Thailand takes offence at sim game that lets you run your own dictatorship
Thailand has been having a pretty rough time of it recently, and not just with worldwide attention around a certain surrogate child. Last year the country was taken over by its army in a military coup, which suspended the country’s constitution and put in place a strict curfew. Now the governing Military junta gone one step further and started banning video games, possibly angering (but largely bemusing) gamers everywhere.
The game banned was no other than Tropico 5 which is a simulation in which you can run your country as, you guessed it, a military dictatorship. Apparently this was a little close to the bone for Thailand’s film and video censorship office, who said that “some part of its content might affect peace and order in the country.”

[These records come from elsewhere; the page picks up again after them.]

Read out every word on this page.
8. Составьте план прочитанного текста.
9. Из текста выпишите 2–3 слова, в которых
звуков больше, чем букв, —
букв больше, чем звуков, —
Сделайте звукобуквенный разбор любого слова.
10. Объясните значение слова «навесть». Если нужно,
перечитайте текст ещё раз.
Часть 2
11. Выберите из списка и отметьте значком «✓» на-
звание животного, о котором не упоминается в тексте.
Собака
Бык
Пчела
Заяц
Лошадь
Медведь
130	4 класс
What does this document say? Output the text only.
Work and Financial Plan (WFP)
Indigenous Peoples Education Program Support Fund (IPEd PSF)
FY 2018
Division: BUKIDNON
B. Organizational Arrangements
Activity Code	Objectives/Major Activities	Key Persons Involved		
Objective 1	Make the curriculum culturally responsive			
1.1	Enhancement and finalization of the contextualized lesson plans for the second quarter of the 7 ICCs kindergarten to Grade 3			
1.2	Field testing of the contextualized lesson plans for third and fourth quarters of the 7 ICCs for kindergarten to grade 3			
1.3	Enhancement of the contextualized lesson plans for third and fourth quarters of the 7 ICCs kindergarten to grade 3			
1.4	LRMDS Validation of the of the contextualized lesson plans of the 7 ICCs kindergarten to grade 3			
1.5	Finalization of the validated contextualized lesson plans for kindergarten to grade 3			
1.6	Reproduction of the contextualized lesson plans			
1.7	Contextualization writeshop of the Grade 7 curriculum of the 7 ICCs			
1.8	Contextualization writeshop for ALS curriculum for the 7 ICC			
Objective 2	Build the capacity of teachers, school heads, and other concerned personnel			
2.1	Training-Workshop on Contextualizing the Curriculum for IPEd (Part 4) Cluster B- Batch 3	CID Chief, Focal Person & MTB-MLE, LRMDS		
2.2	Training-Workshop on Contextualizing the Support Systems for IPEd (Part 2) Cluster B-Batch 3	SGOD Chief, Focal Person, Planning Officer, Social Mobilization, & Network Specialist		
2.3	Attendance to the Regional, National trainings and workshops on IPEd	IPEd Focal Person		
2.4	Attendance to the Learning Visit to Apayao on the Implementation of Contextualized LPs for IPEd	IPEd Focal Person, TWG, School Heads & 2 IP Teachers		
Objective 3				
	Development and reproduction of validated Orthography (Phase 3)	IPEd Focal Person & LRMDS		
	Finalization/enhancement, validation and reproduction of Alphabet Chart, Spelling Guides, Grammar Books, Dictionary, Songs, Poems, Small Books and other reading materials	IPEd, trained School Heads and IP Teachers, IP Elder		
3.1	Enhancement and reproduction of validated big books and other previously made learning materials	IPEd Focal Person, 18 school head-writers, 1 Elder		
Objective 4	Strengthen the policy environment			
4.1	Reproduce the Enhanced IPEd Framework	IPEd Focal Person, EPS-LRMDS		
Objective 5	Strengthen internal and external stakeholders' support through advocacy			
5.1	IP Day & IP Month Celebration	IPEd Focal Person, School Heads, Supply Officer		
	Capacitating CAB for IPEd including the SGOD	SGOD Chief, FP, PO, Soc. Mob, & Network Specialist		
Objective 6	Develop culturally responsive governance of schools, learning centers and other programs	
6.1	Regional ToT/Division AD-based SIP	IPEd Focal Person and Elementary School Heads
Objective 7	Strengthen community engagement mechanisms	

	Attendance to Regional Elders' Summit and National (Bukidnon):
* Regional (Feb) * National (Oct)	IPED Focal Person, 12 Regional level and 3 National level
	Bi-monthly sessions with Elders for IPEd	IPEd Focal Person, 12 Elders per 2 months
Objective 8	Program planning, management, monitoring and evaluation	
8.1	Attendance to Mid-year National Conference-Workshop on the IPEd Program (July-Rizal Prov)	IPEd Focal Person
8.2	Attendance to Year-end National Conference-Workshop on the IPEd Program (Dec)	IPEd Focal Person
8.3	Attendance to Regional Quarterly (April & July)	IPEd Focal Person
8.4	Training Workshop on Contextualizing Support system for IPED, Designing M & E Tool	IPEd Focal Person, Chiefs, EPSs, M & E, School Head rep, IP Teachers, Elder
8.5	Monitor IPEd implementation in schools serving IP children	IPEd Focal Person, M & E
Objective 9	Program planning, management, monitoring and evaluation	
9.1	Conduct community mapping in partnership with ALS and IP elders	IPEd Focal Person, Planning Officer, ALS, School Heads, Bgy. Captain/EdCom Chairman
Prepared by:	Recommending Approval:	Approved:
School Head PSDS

The local distributor, New Era, had sold Tropico 3 and 4 in the country in recent years, so it does seem that the current political situation in the country is the blame rather than other issues that might be levelled at the game.
We have to start wondering what next? Will Far Cry 4 be banned anywhere with a charismatic and despotic warlord, will Assassin’s Creed Unity be banned by governments fearing popular uprisings? And will Sunset Overdrive be lobbied against by soft drinks manufacturers? It’s even possible that a coalition of shifty-looking, planet-invading types from the horsehead nebula is thinking of taking action against their depiction in Destiny right now …
The real winners of course are developer’s Haemimont games and publisher Kalypso Media, who will lapping up all this additional publicity for this now venerable series of games. Which gives us an opportunity to link to our review of the original Tropico title from way back in 2002. If you’re keen for more junta-based action then try the classic board game Junta.